Partnerships are a traditional form for doing business. General partnerships are made up of two or more persons or entities, each of which takes part in and is responsible for the management of the partnership. Other partnerships and companies may be partners in a general partnership.

General partnerships differ from limited partnerships by having only general partners. A limited partnership has at least one general partner to manage the partnership and one or more limited partners whose participation is passive and whose risk is limited normally to the extent of the limited partner's investment in the limited partnership.

Each state has adopted either the Uniform Partnership Act or the Revised Uniform Partnership Act so that, except for minor variations in particular states, the law of general partnerships is similar throughout the United States.

In a general partnership, each partner bears responsibility for the partnership and acts of the other partners on behalf of the partnership. Each partner also shares in the profits and losses of the partnership. An important consideration to keep in mind when forming a general partnership is that non-partnership assets of individual partners are subject to judgment if the assets of the partnership are not sufficient to cover partnership debts.

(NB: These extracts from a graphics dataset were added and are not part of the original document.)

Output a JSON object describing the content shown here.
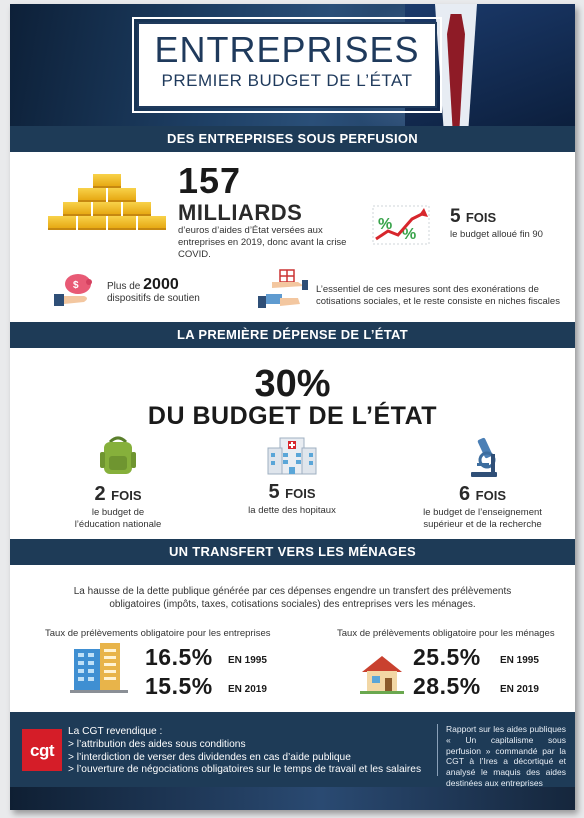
{
  "header": {
    "title": "ENTREPRISES",
    "subtitle": "PREMIER BUDGET DE L’ÉTAT"
  },
  "sections": {
    "perfusion": {
      "heading": "DES ENTREPRISES SOUS PERFUSION",
      "amount": "157",
      "unit": "MILLIARDS",
      "amount_text": "d’euros d’aides d’État versées aux entreprises en 2019, donc avant la crise COVID.",
      "multiplier": "5",
      "multiplier_word": "FOIS",
      "multiplier_text": "le budget alloué fin 90",
      "dispositifs_prefix": "Plus de",
      "dispositifs_count": "2000",
      "dispositifs_text": "dispositifs de soutien",
      "essentiel_text": "L’essentiel de ces mesures sont des exonérations de cotisations sociales, et le reste consiste en niches fiscales"
    },
    "depense": {
      "heading": "LA PREMIÈRE DÉPENSE DE L’ÉTAT",
      "percent": "30%",
      "percent_text": "DU BUDGET DE L’ÉTAT",
      "items": [
        {
          "num": "2",
          "word": "FOIS",
          "text1": "le budget de",
          "text2": "l’éducation nationale",
          "icon": "backpack-icon"
        },
        {
          "num": "5",
          "word": "FOIS",
          "text1": "la dette des hopitaux",
          "text2": "",
          "icon": "hospital-icon"
        },
        {
          "num": "6",
          "word": "FOIS",
          "text1": "le budget de l’enseignement",
          "text2": "supérieur et de la recherche",
          "icon": "microscope-icon"
        }
      ]
    },
    "transfert": {
      "heading": "UN TRANSFERT VERS LES MÉNAGES",
      "intro": "La hausse de la dette publique générée par ces dépenses engendre un transfert des prélèvements obligatoires (impôts, taxes, cotisations sociales) des entreprises vers les ménages.",
      "entreprises": {
        "label": "Taux de prélèvements obligatoire pour les entreprises",
        "rows": [
          {
            "rate": "16.5%",
            "year": "EN 1995"
          },
          {
            "rate": "15.5%",
            "year": "EN 2019"
          }
        ]
      },
      "menages": {
        "label": "Taux de prélèvements obligatoire pour les ménages",
        "rows": [
          {
            "rate": "25.5%",
            "year": "EN 1995"
          },
          {
            "rate": "28.5%",
            "year": "EN 2019"
          }
        ]
      }
    }
  },
  "footer": {
    "logo": "cgt",
    "revendique": "La CGT revendique :",
    "demands": [
      "> l’attribution des aides sous conditions",
      "> l’interdiction de verser des dividendes en cas d’aide publique",
      "> l’ouverture de négociations obligatoires sur le temps de travail et les salaires"
    ],
    "rapport": "Rapport sur les aides publiques « Un capitalisme sous perfusion » commandé par la CGT à l’Ires a décortiqué et analysé le maquis des aides destinées aux entreprises"
  },
  "colors": {
    "navy": "#1e3b57",
    "gold": "#e7a914",
    "cgt_red": "#d51d28"
  }
}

Although partnerships may be formed by oral agreement, written agreements serve to avoid unnecessary disputes. Written agreements also may provide for variations from the following standard provisions of state laws of general partnerships:

  • General partners share equally in profits or losses and in management of the partnership;
  • All general partners must agree on the admission of new partners, and all partners have equal authority to act on behalf of the partnership (although when there is a majority decision of a partnership, that majority will control business of the partnership so long as partners in a minority are fully informed and fairly treated); and
  • General partners serve as each other's agent, and each general partner may act on behalf of the partnership so long as the act is within apparent authority of a general partner.

There are limits to the power of an individual general partner. A partner may not bind his partnership without express authority and confess to a judgment against the partnership, sell partnership goodwill, assign partnership property to creditors, submit partnership claims to arbitration, or otherwise prevent the partnership from carrying on its usual business.

If a dispute arises among partners that cannot be resolved, dissolution of the partnership may be sought. Such dissolution also occurs upon the death, incapacity, bankruptcy, departure, or expulsion of a partner unless otherwise provided in the partnership agreement. In a dissolution, an accounting of partnership assets and debts is made, and any remaining surplus is distributed evenly among the general partners or their representatives.

General partnerships may be considered advantageous for several reasons. Profit flows through to partners and is taxed once as partner income rather than once as corporate income and then again as a corporate distribution. A general partnership may be able to obtain more operating capital than individual partners on their own could obtain. The potential to become a general partner could be a motivating factor in the partnership's hiring efforts. Finally, complementary skills of partners could produce added benefits when joined in a partnership.